En la planta baja del castillo de San Javier penetro en un túnel muy oscuro con hornacinas y vitrinas iluminadas que me muestran momentos de la vida del clérigo. Aquí no voy a encontrar rastro alguno de bastión defensivo con guerreros, espadas, escudos blasonados, yelmos, petos, mallas, armaduras y demoníacos instrumentos de tortura o calabozos subterráneos de hedor hediondo. Esto es más bien un museo auto-temático para alabar el recuerdo del santo. De familia adinerada, nace aquí Javier en Julio de 1506. Íntimamente ligado a Ignacio de Loyola, un faro de luz en su vida monacal, San Javier es venerado, respetado y encomiado (loado) en Japón, donde cosechó toda suerte de bondades durante algo más de una década.
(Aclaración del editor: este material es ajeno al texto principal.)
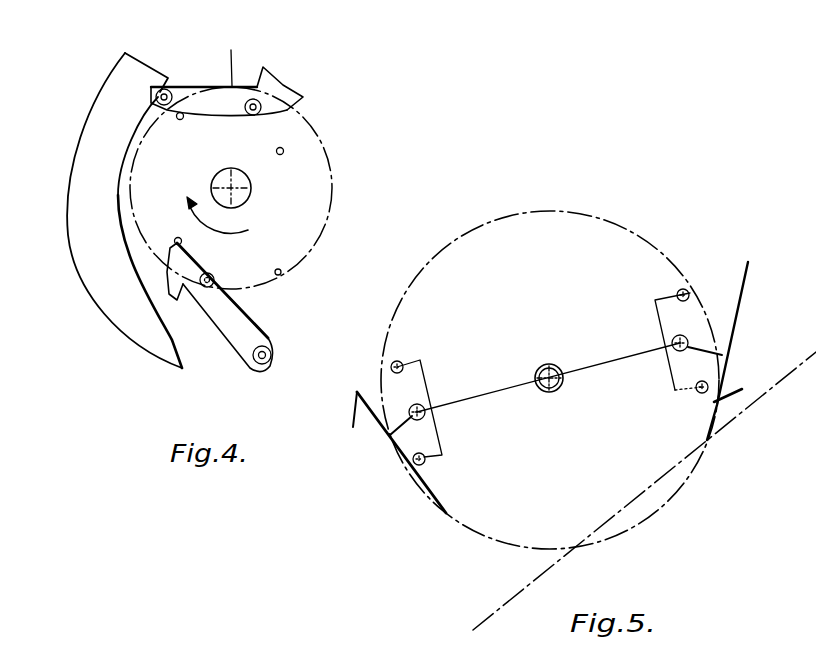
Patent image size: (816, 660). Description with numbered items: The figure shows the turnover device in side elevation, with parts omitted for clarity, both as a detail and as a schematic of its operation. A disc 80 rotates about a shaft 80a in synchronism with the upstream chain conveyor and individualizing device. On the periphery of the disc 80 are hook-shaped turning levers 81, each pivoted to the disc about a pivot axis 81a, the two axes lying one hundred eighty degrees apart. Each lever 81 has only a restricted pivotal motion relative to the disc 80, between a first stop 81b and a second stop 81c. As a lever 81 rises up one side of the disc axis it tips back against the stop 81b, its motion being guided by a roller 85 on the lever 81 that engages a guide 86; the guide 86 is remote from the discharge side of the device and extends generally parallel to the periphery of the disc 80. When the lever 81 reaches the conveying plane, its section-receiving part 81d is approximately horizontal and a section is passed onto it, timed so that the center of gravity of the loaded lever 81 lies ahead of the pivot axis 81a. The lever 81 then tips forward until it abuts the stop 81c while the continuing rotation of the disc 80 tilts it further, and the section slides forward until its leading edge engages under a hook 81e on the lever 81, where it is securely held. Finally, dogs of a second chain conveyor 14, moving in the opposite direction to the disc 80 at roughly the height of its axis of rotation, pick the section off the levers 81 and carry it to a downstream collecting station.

In FIG. 4, the disc 80 is at (333, 186).
In FIG. 5, the disc 80 is at (660, 268).
In FIG. 4, the shaft 80a is at (249, 193).
In FIG. 5, the shaft 80a is at (540, 366).
In FIG. 4, the lever 81 is at (222, 86).
In FIG. 5, the lever 81 is at (420, 493).
In FIG. 4, the pivot axis 81a is at (257, 98).
In FIG. 5, the pivot axis 81a is at (426, 418).
In FIG. 4, the stop 81b is at (180, 120).
In FIG. 5, the stop 81b is at (425, 462).
In FIG. 4, the stop 81c is at (280, 155).
In FIG. 5, the stop 81c is at (391, 361).
In FIG. 4, the section-receiving part 81d is at (238, 55).
In FIG. 4, the hook 81e is at (288, 90).
In FIG. 5, the hook 81e is at (353, 423).
In FIG. 4, the roller 85 is at (169, 89).
In FIG. 4, the guide 86 is at (89, 118).
In FIG. 5, the second chain conveyor 14 is at (506, 608).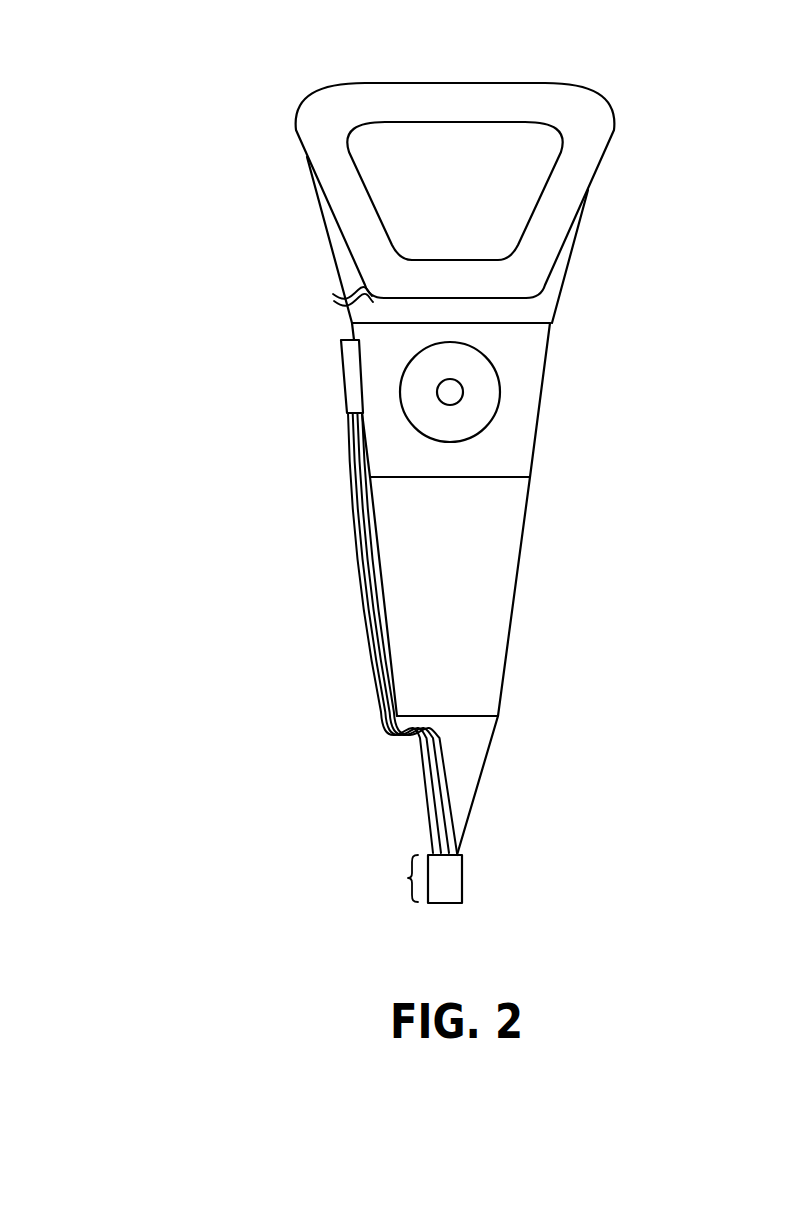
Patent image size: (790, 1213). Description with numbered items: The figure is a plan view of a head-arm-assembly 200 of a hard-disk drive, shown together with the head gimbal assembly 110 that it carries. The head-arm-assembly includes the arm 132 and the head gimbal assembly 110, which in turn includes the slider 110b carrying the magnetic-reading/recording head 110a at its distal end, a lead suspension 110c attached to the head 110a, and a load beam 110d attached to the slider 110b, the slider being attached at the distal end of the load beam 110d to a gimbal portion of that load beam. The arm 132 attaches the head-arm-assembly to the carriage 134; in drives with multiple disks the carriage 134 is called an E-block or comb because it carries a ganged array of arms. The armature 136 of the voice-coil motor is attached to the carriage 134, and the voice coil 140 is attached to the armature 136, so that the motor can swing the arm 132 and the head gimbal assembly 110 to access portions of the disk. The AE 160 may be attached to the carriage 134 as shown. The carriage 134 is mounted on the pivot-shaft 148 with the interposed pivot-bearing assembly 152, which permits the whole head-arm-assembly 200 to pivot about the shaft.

La piedra es casi sanguínea, salpicada de rojizos, como una lágrima viva de color encarnado que empapase la piedra porosa con predominio del tono de la arenisca de un desierto eterno. Me hace pensar en el óxido de hierro o una policromía anterior casi extinta ya. Merece la pena subir a la torre para apreciar unas magníficas vistas de ave rapaz desde los cielos.
En la sala 8 me encuentro con la capilla del Cristo sonriente; una imagen ciertamente paradójica si uno comienza a rememorar aquel calvario atroz antes de la abominable crucifixión. La capilla no puede ser más lóbrega y tétrica: parece dispuesta a fagocitar(tragarse) cualquier rastro de alegría benigna proveniente de esa sonrisa dulce y espontánea. Para dilatar aún más esa sensación casi ominosa (hostil), acompañan a Cristo unas pinturas de autor ignoto (desconocido) que nos hablan del rastro letal de la peste.
Turno para la parroquia de la Anunciación. Nada desbordante de elogios salvo la reseñable pila bautismal original donde fuese bautizado San Javier. Uno no tiene más que observar las cicatrices de la piedra para inferir su “ancianidad”.